Hello PPMA members and friends
In the last two years I’ve seen the best of our HR/OD profession in supporting our organisations to manage and overcome the challenges thrown at us by the Covid 19 pandemic. How we have found innovative ways to engage our workforces and keep them focussed on producing and delivering in support of the communities and people that as public service organisations we serve.
As we move forward, we must get used to living with COVID-19 and our leaders are starting to look beyond safeguarding lives and livelihoods to set their sights on a more profound challenge: bettering them. We need to build on what we have already achieved and focus on enabling our organisations to achieve growth, sustainability and inclusion.
These 3 elements can be viewed from the perspective of individuals, so developing a growth mindset and learning organisation, whilst facilitating a sustainable model of supportive wellbeing to aid individuals and ensure that equity and inclusion is embedded in the culture and values of what we do.
However, they can also be viewed from a wider organisational perspective with a focus on what our workforces need to achieve to deliver for the communities and people we serve.

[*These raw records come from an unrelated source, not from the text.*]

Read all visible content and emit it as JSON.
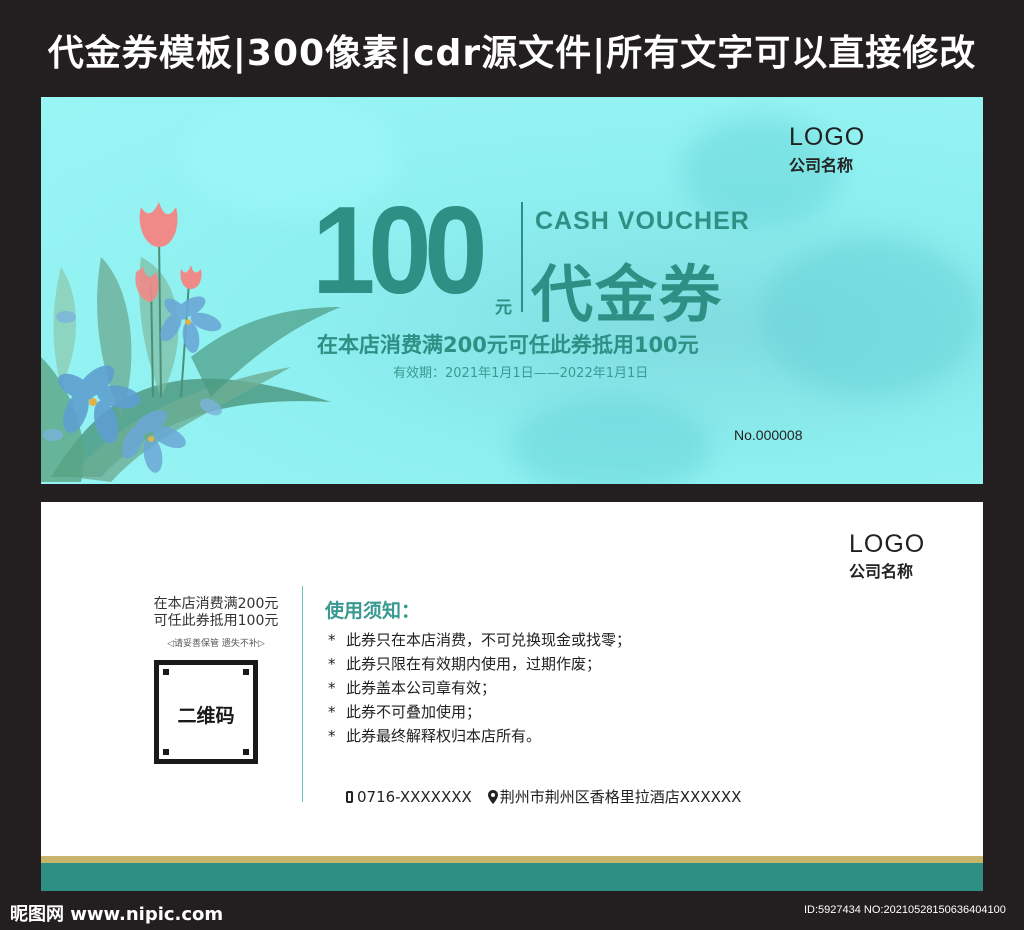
{
  "header": {
    "title": "代金券模板|300像素|cdr源文件|所有文字可以直接修改"
  },
  "front": {
    "amount": "100",
    "amount_unit": "元",
    "cash_voucher_en": "CASH VOUCHER",
    "voucher_cn": "代金券",
    "condition": "在本店消费满200元可任此券抵用100元",
    "validity": "有效期：2021年1月1日——2022年1月1日",
    "logo": "LOGO",
    "company": "公司名称",
    "serial": "No.000008",
    "colors": {
      "background": "#8ef0f0",
      "accent": "#2e8f85"
    }
  },
  "back": {
    "logo": "LOGO",
    "company": "公司名称",
    "left_condition_line1": "在本店消费满200元",
    "left_condition_line2": "可任此券抵用100元",
    "keep_note": "◁请妥善保管  遗失不补▷",
    "qr_label": "二维码",
    "notice_title": "使用须知：",
    "notice_items": [
      "此券只在本店消费，不可兑换现金或找零；",
      "此券只限在有效期内使用，过期作废；",
      "此券盖本公司章有效；",
      "此券不可叠加使用；",
      "此券最终解释权归本店所有。"
    ],
    "phone": "0716-XXXXXXX",
    "address": "荆州市荆州区香格里拉酒店XXXXXX",
    "icons": {
      "phone": "phone-icon",
      "location": "map-pin-icon"
    },
    "colors": {
      "stripe_gold": "#c6b56a",
      "stripe_teal": "#2e8f85"
    }
  },
  "footer": {
    "site": "昵图网 www.nipic.com",
    "id": "ID:5927434 NO:20210528150636404100"
  }
}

So, creating a growth mindset and learning organisation needs to be focussed on developing the skills that the organisation needs going forward and ensuring performance outputs/outcomes are measured, monitored and assessed. We know that the world of work is constantly changing and that digital innovations mean that the nature of many jobs and roles will change or disappear and that many people will need to develop new skills if they are to remain employed and engaged, so we need to consider sustainability of our workforce through proper workforce planning based on data and evidence to identify the organisational skills and jobs and structures need for delivery.
Also, the way in which work is organised taking account of recent approaches to agile/flexible working where our organisations have embraced a stronger emphasis on work-life balance and different approaches to how, when and where work is done based on individual/team/service approaches to get the most effective and productive work, as opposed to one size fits all approaches that may have been taken in the past.

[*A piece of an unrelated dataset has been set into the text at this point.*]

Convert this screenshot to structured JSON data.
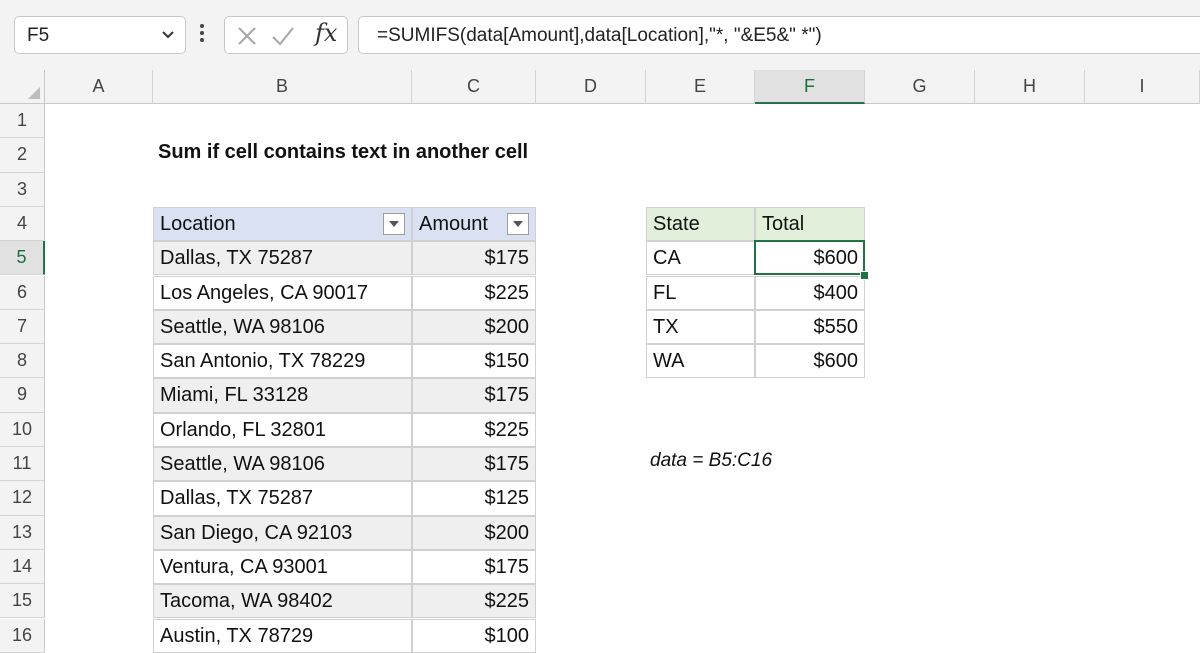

Interwoven with these key organisational props must be a focus on inclusion so that we are promulgating understanding and appreciation of difference and finding ways to address inequality through equitable opportunity and development and stimulation of inclusive cultures.

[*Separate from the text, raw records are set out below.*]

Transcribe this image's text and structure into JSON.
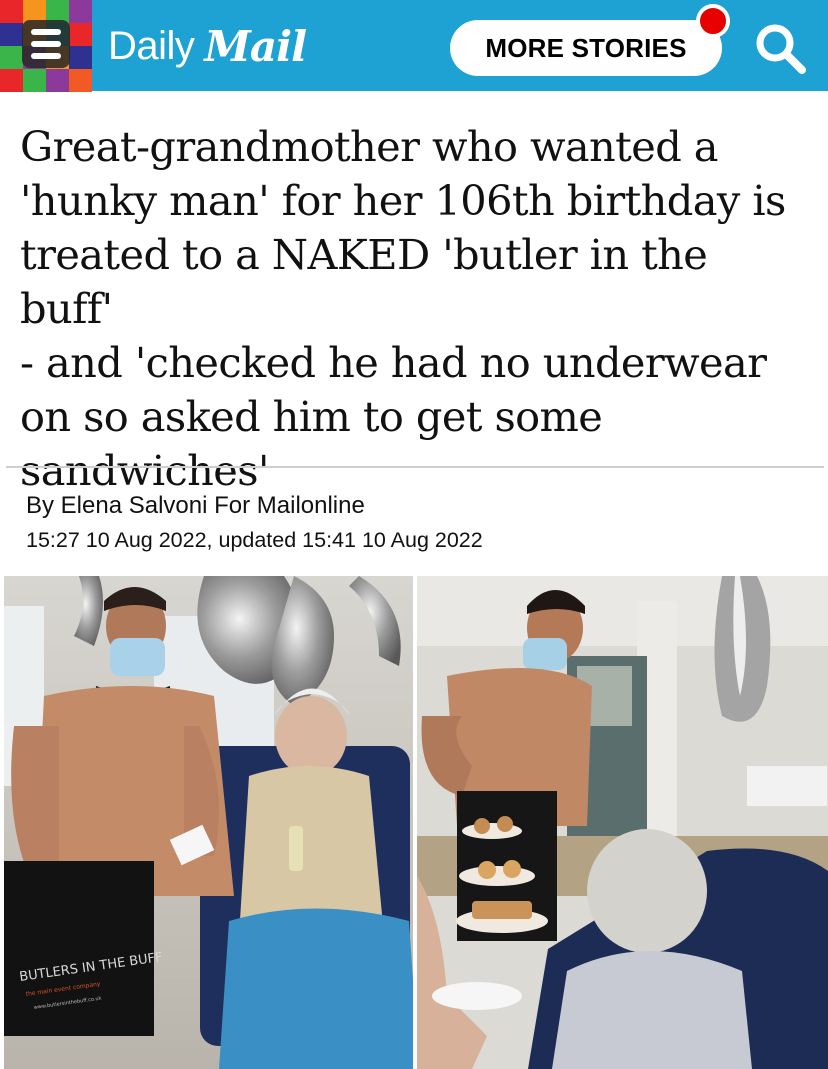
{
  "header": {
    "logo_daily": "Daily",
    "logo_mail": "Mail",
    "more_stories_label": "MORE STORIES",
    "menu_colors": [
      "#e9272b",
      "#f7941d",
      "#39b54a",
      "#8b3a9b",
      "#2e3192",
      "#f7941d",
      "#00a99d",
      "#e9272b",
      "#39b54a",
      "#8b3a9b",
      "#f7941d",
      "#2e3192",
      "#e9272b",
      "#39b54a",
      "#8b3a9b",
      "#f15a24"
    ]
  },
  "article": {
    "headline_lines": [
      "Great-grandmother who wanted a",
      "'hunky man' for her 106th birthday is",
      "treated to a NAKED 'butler in the buff'",
      "- and 'checked he had no underwear",
      "on so asked him to get some",
      "sandwiches'"
    ],
    "byline": "By Elena Salvoni For Mailonline",
    "dateline": "15:27 10 Aug 2022, updated 15:41 10 Aug 2022"
  },
  "photos": {
    "left_apron_text": "BUTLERS IN THE BUFF",
    "left_apron_small": "the main event company",
    "left_apron_url": "www.butlersinthebuff.co.uk"
  }
}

Finally, it is also possible to broaden out these concepts of growth, sustainability and inclusion into wider societal drivers that focus on growth of economies and jobs, providing sustainable systems of infrastructure, housing, transport etc. that support healthy living and environmental sustainability; and inclusion through the narrowing of inequalities among genders, ages, ethnicities, family backgrounds by health, living standards and opportunities for work/development.
I’d love to hear your thoughts on this topic so why not leave a comment.
Steve Davies, PPMA President
Hi Steve,
Great article. Only thing I’d add to the model is the principle of social justice for all.